Something was wrong, and I was ready to get her alone and figure out what it was. Maggie had left to go to West’s house to watch a movie, and Mom was playing with Bryony in the living room. She had bought Bryony several toys for our house. The blocks seemed to be her favorite. I could hear Mom suggesting they build a castle.

“Come with me,” I told Riley, taking her hand and leading her out to the backyard so Mom wouldn’t get all weird about us staying too long up in my room.

She went with me easily and without question. Once I had her outside and away from the house, I turned to look at her. “What’s wrong?”

I had missed her something fierce this week. Being at Alabama was fun and exciting, but I wanted her there beside me. I wasn’t going to be able to stay away from her . . . and Bryony. I missed her too. I realized, being gone, that they had become part of my family. The most important part.

I had asked about football players who had kids and how that worked. If they had special housing, even if I wasn’t married. They did. If I had a girlfriend and a child, they could put me in family housing. Convincing Riley of that, though, was going to be difficult.

“I saw Rhett today,” she said, snapping me out of my thoughts.

“Did he come to your house?” I asked, feeling a surge of protectiveness. He was going near what was mine. He had no claim to them.

“No, we saw him on our way home from the park. Or I saw him. Bryony was asleep, thankfully. He just wanted to see her.
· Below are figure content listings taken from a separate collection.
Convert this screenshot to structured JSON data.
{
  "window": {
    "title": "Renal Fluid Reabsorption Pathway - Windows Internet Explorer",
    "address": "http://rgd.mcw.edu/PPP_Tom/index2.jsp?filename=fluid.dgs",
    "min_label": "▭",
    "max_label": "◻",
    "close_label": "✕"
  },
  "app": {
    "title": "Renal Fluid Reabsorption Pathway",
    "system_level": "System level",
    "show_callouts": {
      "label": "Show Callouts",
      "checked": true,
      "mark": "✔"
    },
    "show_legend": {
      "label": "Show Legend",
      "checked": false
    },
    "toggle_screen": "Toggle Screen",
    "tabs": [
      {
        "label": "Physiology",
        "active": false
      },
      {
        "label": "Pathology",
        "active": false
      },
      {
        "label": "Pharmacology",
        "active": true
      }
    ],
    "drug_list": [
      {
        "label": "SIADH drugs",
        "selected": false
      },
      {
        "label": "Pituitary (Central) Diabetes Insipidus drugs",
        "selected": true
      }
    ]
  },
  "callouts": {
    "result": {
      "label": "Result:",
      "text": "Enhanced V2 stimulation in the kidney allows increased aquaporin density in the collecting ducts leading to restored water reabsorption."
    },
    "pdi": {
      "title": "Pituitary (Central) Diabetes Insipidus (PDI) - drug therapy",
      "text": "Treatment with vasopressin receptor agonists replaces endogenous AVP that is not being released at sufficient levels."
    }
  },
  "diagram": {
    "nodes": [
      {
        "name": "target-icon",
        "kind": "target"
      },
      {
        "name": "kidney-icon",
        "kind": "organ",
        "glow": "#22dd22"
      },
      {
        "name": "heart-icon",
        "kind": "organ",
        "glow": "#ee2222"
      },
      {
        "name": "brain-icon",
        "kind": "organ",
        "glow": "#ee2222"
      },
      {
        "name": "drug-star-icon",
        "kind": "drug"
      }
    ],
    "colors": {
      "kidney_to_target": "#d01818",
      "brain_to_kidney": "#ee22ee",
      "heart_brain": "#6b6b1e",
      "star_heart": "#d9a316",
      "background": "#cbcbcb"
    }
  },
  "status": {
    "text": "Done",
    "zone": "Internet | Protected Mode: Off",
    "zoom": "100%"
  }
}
Nothing more. I almost . . . almost felt sorry for him.”

I hadn’t seen Rhett since homecoming, and I didn’t care if I ever saw him again. But hearing her say she felt sorry for him made me wonder how he was. His parents’ lies had affected him just like they had affected Gunner.

“Is that why you seem distant tonight? Did he upset you?”

She looked away from me, then her shoulders lifted and fell with a sigh.

“I wanted to wait until closer to graduation to talk about this. You still have almost two months of school left. No reason to deal with the future just yet.”

But it was obviously bothering her. My being gone to Alabama all week had reminded her that things would change soon. Until I had spent a week away from her and Bryony, I hadn’t thought it through. Being apart from them had made me think. She must have gone through the same thing.

“I think we should talk about it now. We need to plan, and I have an idea. I spoke with my representative there, and they have family housing. You being my girlfriend and Bryony being my child, we qualify for a place in family housing. I don’t have to stay in a dorm room. Y’all can come with me.” Saying it took a weight off my shoulders I’d been carrying for months when I thought of leaving her.

Riley pulled her hand out of mine and put some space between us. I didn’t like that response. It wasn’t what I had expected. My stomach knotted up as I studied her face.

“What would we do? I have no family there to help me with Bryony. I wouldn’t be able to hold a job and pay for day care and go to school without help. I can’t just stay at the family housing and wait on you to have time for us. This is your future, Brady. All you’ve fought for. All you’ve planned on. And you need to live in a dorm and go out to bars and enjoy being in college. You don’t have a child. The fact that you’re willing to sacrifice all that for us doesn’t mean I will let you. I have plans. Plans that work for us. For me and Bryony.”

What plans? We hadn’t talked beyond my going to college and them visiting.

“I want you with me,” I told her.

A sad smile came and left. “But we can’t be. It isn’t what’s best for any of us.”

I started to argue, and she held up her hand to stop me. “I’m getting a job in Nashville. Bryony is going to day care here, and my parents are paying half of it. Nashville State Community College has online courses so I don’t have to go to all my classes on campus. For the next two years I’m going to school there, then when Bryony is ready for kindergarten we will make a move. I’ll get my teaching degree and find us a house of our own.”